魂魄堂 読了書覚書 - 北川歩実 -


■僕を殺した女
新潮社 1995/06/20 初版
本体価格 1400円
2002/03/02 記録

「真実を伝えておきたいだけよ」

気が付くと僕は見知らぬ部屋で見知らぬ女性と一緒に居た。しかも「僕」は何故か 女性の姿になっていたし、知らない内に時間が5年も経過していた。更に自分だと 思っていた人物が他に存在しているという。

いきなり蠱惑的な状況を提示される。登場人物と同様の謎を突きつけられ困惑 しつつも、先の展開が気になって仕方がない。傍目にはSF的な展開にしか思えないが、 安易にSF的プロットを採択しては居ない。あくまでも論理的に話は進み、そしてそれが 二転三転し・・・・・・

井上夢人氏の某作品を先に読んでいたので、何となく似たようなイメージを抱いていたけど そのアプローチは全く違うものであった。作中での論理的な展開に見事に振り回されつつ、 ラストへの収斂は綺麗に纏めてくれた。

若干バタバタしすぎた感も無くは無いが、それにしてもちょっとばかり残念なのが、 この現象に関する説明が物足りなく、リアリティが多少なりとも喪われてしまっている 事だろうか。


■硝子のドレス
新潮社 1996/03/20 初版
本体価格 1600円
2002/03/30 記録

「君が必要だ。他の誰でもない」

菅見が海外出張から帰ってくると、恋人の実咲が行方不明になっていた。実咲を見つけるため 手がかりを探し求める菅見は、アルバムにあった1枚の写真にいきつく。時を同じくして菅見が 昔憧れていた千夏がとあるダイエットコンテストに出場する事になる。そして事態は意外な展開へ。

プロットが複雑で叙述的な要素があるために梗概が書きにくい。狙いは解るのだけど、プロットを 捻り過ぎなのではないだろうか。前半から中盤にかけての展開が目まぐるしく、それに加えて 中途半端に叙述的要素が含まれているために、文章が不自然にぼやけてくる。

複雑なプロットと、小手先のトリックがうまく噛み合わさっていないようで、読んでいて時々軋んでいる ような印象を受けた。ラストの落とし方もなんだか平凡すぎて、大山鳴動して鼠一匹と云った 感じか。いや、それも作者の狙いのような気がしてくるが・・・・・・

それにしても、ここぞという盛り上がりがなかったような気がするのが残念だ。


■猿の証言
新潮社 1997/08/20 初版
本体価格 1800円(税別)
2002/04/26 記録

「凄いスキャンダルになる」

チンパンジィの言語能力を研究する井手元が飼育していた天才チンパンジィ・カエデ。 ある事件を契機に大学を追われ失踪した井手元。

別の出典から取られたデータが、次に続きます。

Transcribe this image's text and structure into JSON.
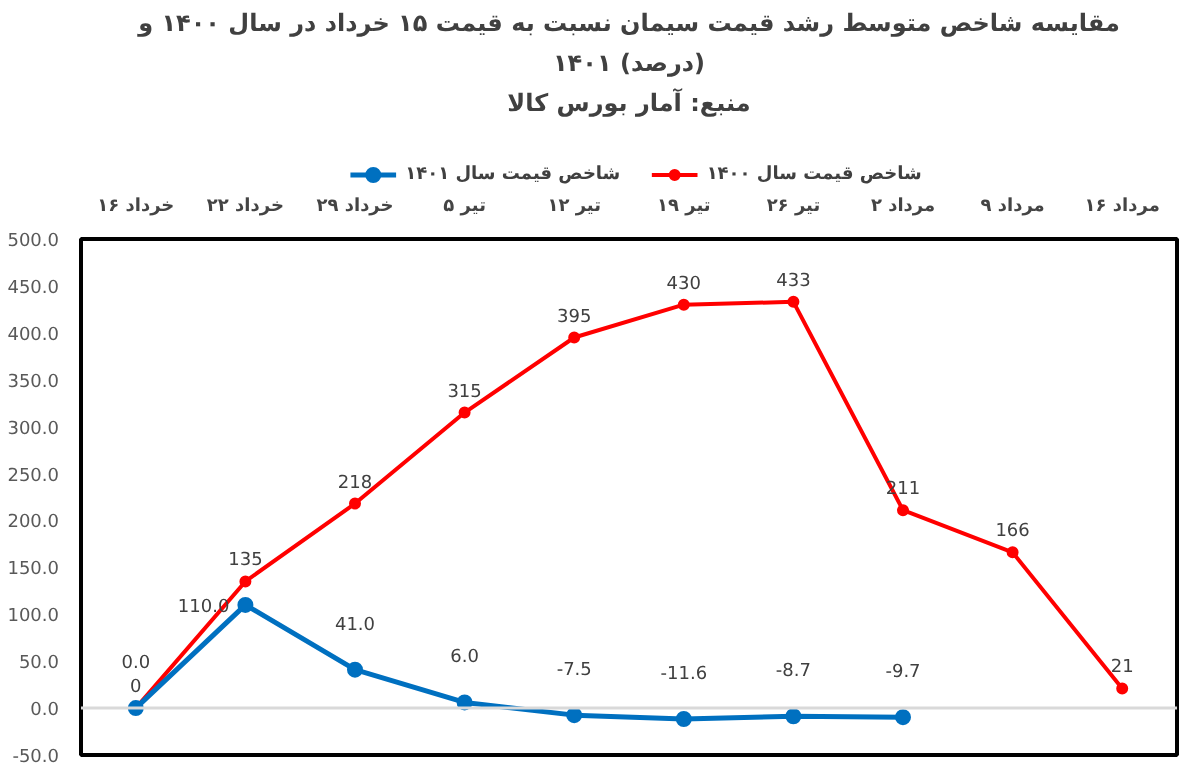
{
  "chart_data": {
    "type": "line",
    "title": "مقایسه شاخص متوسط رشد قیمت سیمان نسبت به قیمت ۱۵ خرداد در سال ۱۴۰۰ و ۱۴۰۱ (درصد)",
    "subtitle": "منبع: آمار بورس کالا",
    "categories": [
      "۱۶ خرداد",
      "۲۲ خرداد",
      "۲۹ خرداد",
      "۵ تیر",
      "۱۲ تیر",
      "۱۹ تیر",
      "۲۶ تیر",
      "۲ مرداد",
      "۹ مرداد",
      "۱۶ مرداد"
    ],
    "series": [
      {
        "name": "شاخص قیمت سال ۱۴۰۰",
        "color": "#ff0000",
        "values": [
          0,
          135,
          218,
          315,
          395,
          430,
          433,
          211,
          166,
          21
        ],
        "value_labels": [
          "0",
          "135",
          "218",
          "315",
          "395",
          "430",
          "433",
          "211",
          "166",
          "21"
        ]
      },
      {
        "name": "شاخص قیمت سال ۱۴۰۱",
        "color": "#0070c0",
        "values": [
          0.0,
          110.0,
          41.0,
          6.0,
          -7.5,
          -11.6,
          -8.7,
          -9.7,
          null,
          null
        ],
        "value_labels": [
          "0.0",
          "110.0",
          "41.0",
          "6.0",
          "-7.5",
          "-11.6",
          "-8.7",
          "-9.7",
          null,
          null
        ]
      }
    ],
    "ylim": [
      -50,
      500
    ],
    "yticks": [
      {
        "value": -50,
        "label": "-50.0"
      },
      {
        "value": 0,
        "label": "0.0"
      },
      {
        "value": 50,
        "label": "50.0"
      },
      {
        "value": 100,
        "label": "100.0"
      },
      {
        "value": 150,
        "label": "150.0"
      },
      {
        "value": 200,
        "label": "200.0"
      },
      {
        "value": 250,
        "label": "250.0"
      },
      {
        "value": 300,
        "label": "300.0"
      },
      {
        "value": 350,
        "label": "350.0"
      },
      {
        "value": 400,
        "label": "400.0"
      },
      {
        "value": 450,
        "label": "450.0"
      },
      {
        "value": 500,
        "label": "500.0"
      }
    ],
    "ref_lines": [
      {
        "axis": "y",
        "value": 0,
        "color": "#d9d9d9"
      }
    ],
    "grid": false,
    "legend": "top",
    "marker": "circle",
    "line_style": "solid"
  }
}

隠れ家に遺されていた、人間の 言葉を理解するというカエデは、その隠れ家で起きた事件の唯一の目撃者だった。



シチュエイションがユニーク。人間の言語をある程度理解している(かも知れない)けど、 言葉は話せないしコミュニケイションが難しい。唯一の目撃者がいるにも関わらず事件を あっさりと終わらせてくれない。

プロットはかなり練られているけど、ちょっと前半の設定付けに手間取ったかもしれない。 説明的な描写が続くのでこの辺りをもう少しすっきりできれば、読者に対する牽引力が あがったかもしれない。

必要以上にチンパンジィら実験動物に対するヒューマニズムが描写されなったのも 良い選択。まったく皆無では無いものの、登場人物総てがヒューマニズム全開だったら かなりウンザリしていただろう。

地味ながら佳作。でももうちょっと盛り上がりがあっても良かったかな。